Now that several provisions of the Affordable Care Act have gone into effect, how will the new health care law reduce spending? The law has created several ways to stem the growth of health care spending. And millions of Americans are now attempting to sign up for health insurance on the new marketplaces, but with some issues.
Obamacare cost-cutting: CNBC explains (CNBC)
- Many provisions of the Affordable Care Act, which have already gone into effect, aim to reduce the growth of health care spending – about one-fifth of the overall U.S. economy
- The Affordable Care Act will still cost the federal government $1.36 trillion over the next decade, according to the Congressional Budget Office.
- One of the cost-cutting tools include penalizing hospitals by reducing government Medicare reimbursements to them for having an excess number of patients who are released from the hospital, but then readmitted within a month for heart attacks, heart failure and pneumonia.
- Another measure is requiring health insurers who spend less than 80 percent of the premiums they receive to reimburse come money to those customers.
- Insurers of large companies have to spend at least 85 percent of premiums they receive or issue refunds.
- The health care law also created Accountable Care Organizations, which encourages hospitals, primary care physicians and other medical providers to join forces and coordinate care for their patients. And if they meet certain quality targets, they get paid more by Medicare.
- And the Affordable Care Act's provision that insurance policies cover preventative care for customers may also reduce overall long-term health costs.
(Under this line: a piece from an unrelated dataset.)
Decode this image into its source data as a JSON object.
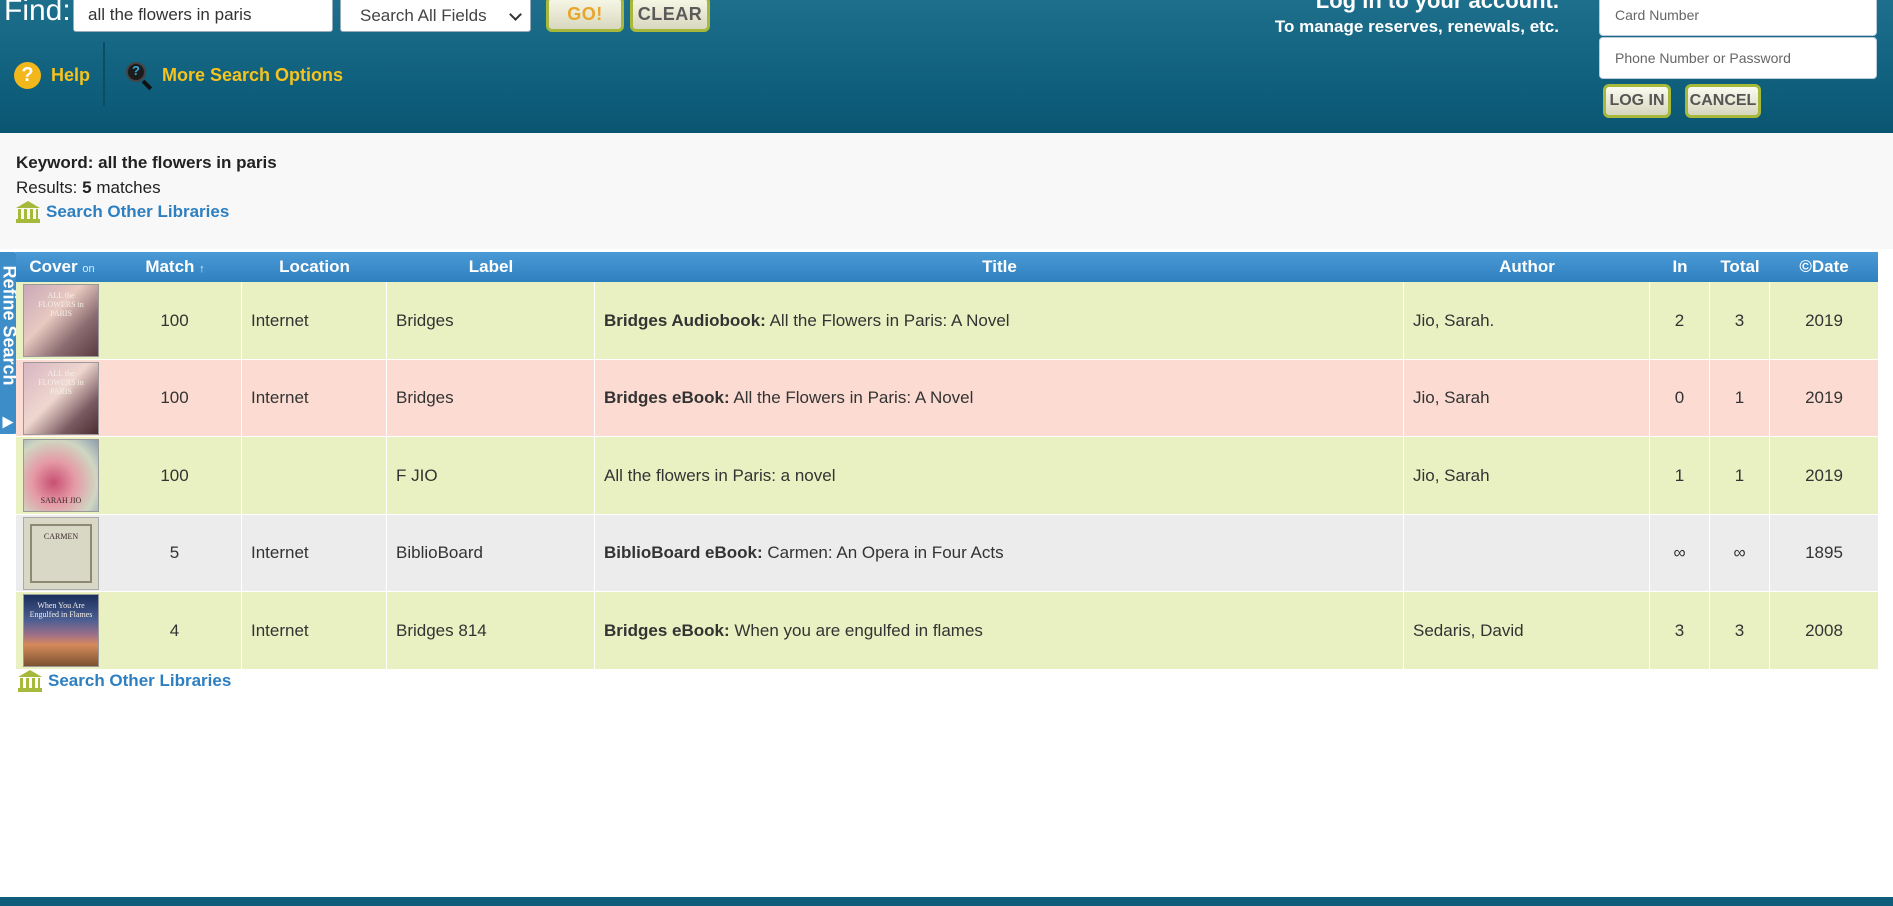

The idea is if people receive preventative care, they will be less likely to suffer from chronic health conditions that might cost much more.
Obamacare site goes live, with some glitches (The Washington Post)
- Millions of Americans signed on to government Web sites to sign up for health care on online health exchanges, which created widespread computer problems.
- The federal web marketplace that serves more than 30 states was backed up for most of Tuesday, with people receiving error messages and experiencing delays. The experiences were also spotty in states that operated their own marketplaces.
- About 2.8 million people visited the federal health marketplace, with an additional 81,000 dialing in to the help center. Some people enrolled in coverage, but officials declined to say how many.
- Several states revealed their own enrollment figures with Kentucky boasting of more than 1,000 enrollees. Connecticut processed 167 applications.